Welcome to Negroni Week gin lovers! A celebration of one of the world’s greatest cocktails - the Negroni - created to raise money for charities around the world. Established since 2013, Negroni Week has grown from about 120 participating venues to over 12,000 venues around the world and, to date, they have collectively raised over $3 million for charitable causes.
So if you've ever desired a little shot to liven up your gelato, Gelato Papa has created a dessert to make your edible cocktail dreams come true.
Gelato Papa is a traditional Italian gelateria in Preston and Fairfield, Victoria. Focused on flavoursome and authentic Italian home-made gelato, Lilly, the head of Papa Gelato, has been making gelato since a trip to Sicily in 1996. She studied under one of Italy’s great gelato masters at the International Culinary Institute for Foreigners in Piedmont, Italy. Having learnt the art of balancing gelato from scratch, which is the secret to all the finest gelatos, Gelato Papa serves the best gelato with a modern twist.
“Making gelato from scratch means there are no limits to the gelato flavours that can be created. I love collaborating with quality food and beverage purveyors such as Gin Society. It's been exciting to turn their Negroni cocktail into a gelato flavour, if you love gin and dessert this is the ultimate combination” says Lilly.
You can visit Gelato Papa in Preston and Fairfield in Victoria. Pop in-store and grab a take-away tub anytime. They’ve got 500ml - 1500ml tubs available starting from $15.00. Alternatively, order through Uber Eats if you’re in the area and not up for leaving the house! Check out their website Gelato Papa for more details.
History of Negroni and Gelato
The Negroni is perhaps the quintessential aperitivo - one part gin, one part sweet vermouth, one part Campari. A traditionally-made Negroni is stirred, not shaken, and built over ice in an old-fashioned or rocks glass and garnished with a slice of orange.
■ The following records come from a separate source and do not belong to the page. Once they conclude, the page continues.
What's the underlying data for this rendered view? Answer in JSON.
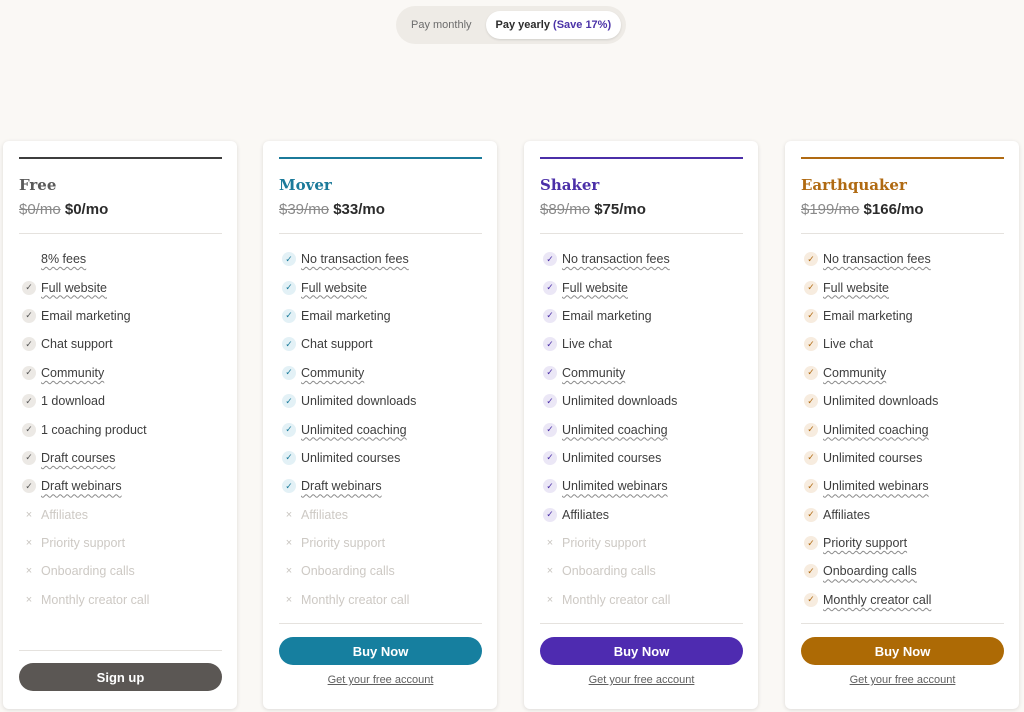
{
  "toggle": {
    "monthly_label": "Pay monthly",
    "yearly_label": "Pay yearly",
    "yearly_save": "(Save 17%)"
  },
  "plans": [
    {
      "name": "Free",
      "accent": "#3d3d3d",
      "name_color": "#5a5a5a",
      "check_bg": "#ece9e5",
      "check_color": "#555555",
      "old_price": "$0/mo",
      "new_price": "$0/mo",
      "features": [
        {
          "label": "8% fees",
          "icon": "none",
          "underline": true,
          "enabled": true
        },
        {
          "label": "Full website",
          "icon": "check",
          "underline": true,
          "enabled": true
        },
        {
          "label": "Email marketing",
          "icon": "check",
          "underline": false,
          "enabled": true
        },
        {
          "label": "Chat support",
          "icon": "check",
          "underline": false,
          "enabled": true
        },
        {
          "label": "Community",
          "icon": "check",
          "underline": true,
          "enabled": true
        },
        {
          "label": "1 download",
          "icon": "check",
          "underline": false,
          "enabled": true
        },
        {
          "label": "1 coaching product",
          "icon": "check",
          "underline": false,
          "enabled": true
        },
        {
          "label": "Draft courses",
          "icon": "check",
          "underline": true,
          "enabled": true
        },
        {
          "label": "Draft webinars",
          "icon": "check",
          "underline": true,
          "enabled": true
        },
        {
          "label": "Affiliates",
          "icon": "cross",
          "underline": false,
          "enabled": false
        },
        {
          "label": "Priority support",
          "icon": "cross",
          "underline": false,
          "enabled": false
        },
        {
          "label": "Onboarding calls",
          "icon": "cross",
          "underline": false,
          "enabled": false
        },
        {
          "label": "Monthly creator call",
          "icon": "cross",
          "underline": false,
          "enabled": false
        }
      ],
      "cta": "Sign up",
      "cta_color": "#5b5754",
      "free_link": ""
    },
    {
      "name": "Mover",
      "accent": "#1b7a9a",
      "name_color": "#1b7a9a",
      "check_bg": "#e3f1f6",
      "check_color": "#1b7a9a",
      "old_price": "$39/mo",
      "new_price": "$33/mo",
      "features": [
        {
          "label": "No transaction fees",
          "icon": "check",
          "underline": true,
          "enabled": true
        },
        {
          "label": "Full website",
          "icon": "check",
          "underline": true,
          "enabled": true
        },
        {
          "label": "Email marketing",
          "icon": "check",
          "underline": false,
          "enabled": true
        },
        {
          "label": "Chat support",
          "icon": "check",
          "underline": false,
          "enabled": true
        },
        {
          "label": "Community",
          "icon": "check",
          "underline": true,
          "enabled": true
        },
        {
          "label": "Unlimited downloads",
          "icon": "check",
          "underline": false,
          "enabled": true
        },
        {
          "label": "Unlimited coaching",
          "icon": "check",
          "underline": true,
          "enabled": true
        },
        {
          "label": "Unlimited courses",
          "icon": "check",
          "underline": false,
          "enabled": true
        },
        {
          "label": "Draft webinars",
          "icon": "check",
          "underline": true,
          "enabled": true
        },
        {
          "label": "Affiliates",
          "icon": "cross",
          "underline": false,
          "enabled": false
        },
        {
          "label": "Priority support",
          "icon": "cross",
          "underline": false,
          "enabled": false
        },
        {
          "label": "Onboarding calls",
          "icon": "cross",
          "underline": false,
          "enabled": false
        },
        {
          "label": "Monthly creator call",
          "icon": "cross",
          "underline": false,
          "enabled": false
        }
      ],
      "cta": "Buy Now",
      "cta_color": "#167f9f",
      "free_link": "Get your free account"
    },
    {
      "name": "Shaker",
      "accent": "#4b2fa8",
      "name_color": "#4b2fa8",
      "check_bg": "#ebe7f6",
      "check_color": "#4b2fa8",
      "old_price": "$89/mo",
      "new_price": "$75/mo",
      "features": [
        {
          "label": "No transaction fees",
          "icon": "check",
          "underline": true,
          "enabled": true
        },
        {
          "label": "Full website",
          "icon": "check",
          "underline": true,
          "enabled": true
        },
        {
          "label": "Email marketing",
          "icon": "check",
          "underline": false,
          "enabled": true
        },
        {
          "label": "Live chat",
          "icon": "check",
          "underline": false,
          "enabled": true
        },
        {
          "label": "Community",
          "icon": "check",
          "underline": true,
          "enabled": true
        },
        {
          "label": "Unlimited downloads",
          "icon": "check",
          "underline": false,
          "enabled": true
        },
        {
          "label": "Unlimited coaching",
          "icon": "check",
          "underline": true,
          "enabled": true
        },
        {
          "label": "Unlimited courses",
          "icon": "check",
          "underline": false,
          "enabled": true
        },
        {
          "label": "Unlimited webinars",
          "icon": "check",
          "underline": true,
          "enabled": true
        },
        {
          "label": "Affiliates",
          "icon": "check",
          "underline": false,
          "enabled": true
        },
        {
          "label": "Priority support",
          "icon": "cross",
          "underline": false,
          "enabled": false
        },
        {
          "label": "Onboarding calls",
          "icon": "cross",
          "underline": false,
          "enabled": false
        },
        {
          "label": "Monthly creator call",
          "icon": "cross",
          "underline": false,
          "enabled": false
        }
      ],
      "cta": "Buy Now",
      "cta_color": "#4e2bb0",
      "free_link": "Get your free account"
    },
    {
      "name": "Earthquaker",
      "accent": "#b06a12",
      "name_color": "#b06a12",
      "check_bg": "#f7ecdf",
      "check_color": "#b06a12",
      "old_price": "$199/mo",
      "new_price": "$166/mo",
      "features": [
        {
          "label": "No transaction fees",
          "icon": "check",
          "underline": true,
          "enabled": true
        },
        {
          "label": "Full website",
          "icon": "check",
          "underline": true,
          "enabled": true
        },
        {
          "label": "Email marketing",
          "icon": "check",
          "underline": false,
          "enabled": true
        },
        {
          "label": "Live chat",
          "icon": "check",
          "underline": false,
          "enabled": true
        },
        {
          "label": "Community",
          "icon": "check",
          "underline": true,
          "enabled": true
        },
        {
          "label": "Unlimited downloads",
          "icon": "check",
          "underline": false,
          "enabled": true
        },
        {
          "label": "Unlimited coaching",
          "icon": "check",
          "underline": true,
          "enabled": true
        },
        {
          "label": "Unlimited courses",
          "icon": "check",
          "underline": false,
          "enabled": true
        },
        {
          "label": "Unlimited webinars",
          "icon": "check",
          "underline": true,
          "enabled": true
        },
        {
          "label": "Affiliates",
          "icon": "check",
          "underline": false,
          "enabled": true
        },
        {
          "label": "Priority support",
          "icon": "check",
          "underline": true,
          "enabled": true
        },
        {
          "label": "Onboarding calls",
          "icon": "check",
          "underline": true,
          "enabled": true
        },
        {
          "label": "Monthly creator call",
          "icon": "check",
          "underline": true,
          "enabled": true
        }
      ],
      "cta": "Buy Now",
      "cta_color": "#ad6a05",
      "free_link": "Get your free account"
    }
  ]
}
Legend has it that Count Camillo Negroni invented the Negroni in 1919. A frequent traveller to London, the nobleman developed a taste for gin. Upon his return to Italy, he asked his local bartender to swap soda in his Americano for gin. Other patrons then began to ask for the drink and, soon after, it became known as the Negroni in honour of the count.
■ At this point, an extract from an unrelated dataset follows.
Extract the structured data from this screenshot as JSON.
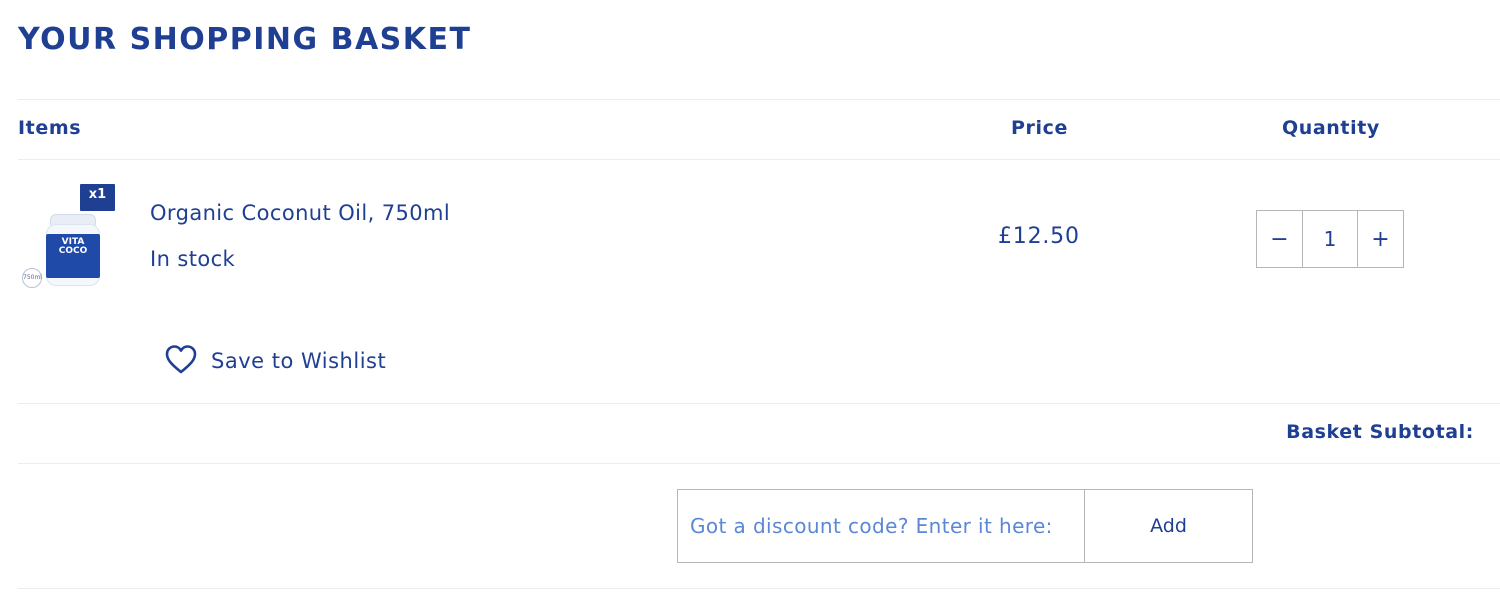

The 'modern' history of gelato began during the Italian Renaissance era in the 14th century when the egg cream gelato was officially developed by famous artist and architect Bernardo Buontalenti, a native of Florence. Gelato is the Italian word for ice cream derived from the Latin word 'gelātus' (frozen). Italians consume over 4 kilograms of gelato every year and who can blame them? Lower in fat and calories compared to traditional ice cream, gelato is made with a greater proportion of whole milk to cream. Less fat does mean that gelato doesn't freeze as hard as ice cream. It’s usually served 10-15 degrees warmer than ice cream which means it melts in your mouth more quickly letting you experience stronger flavours.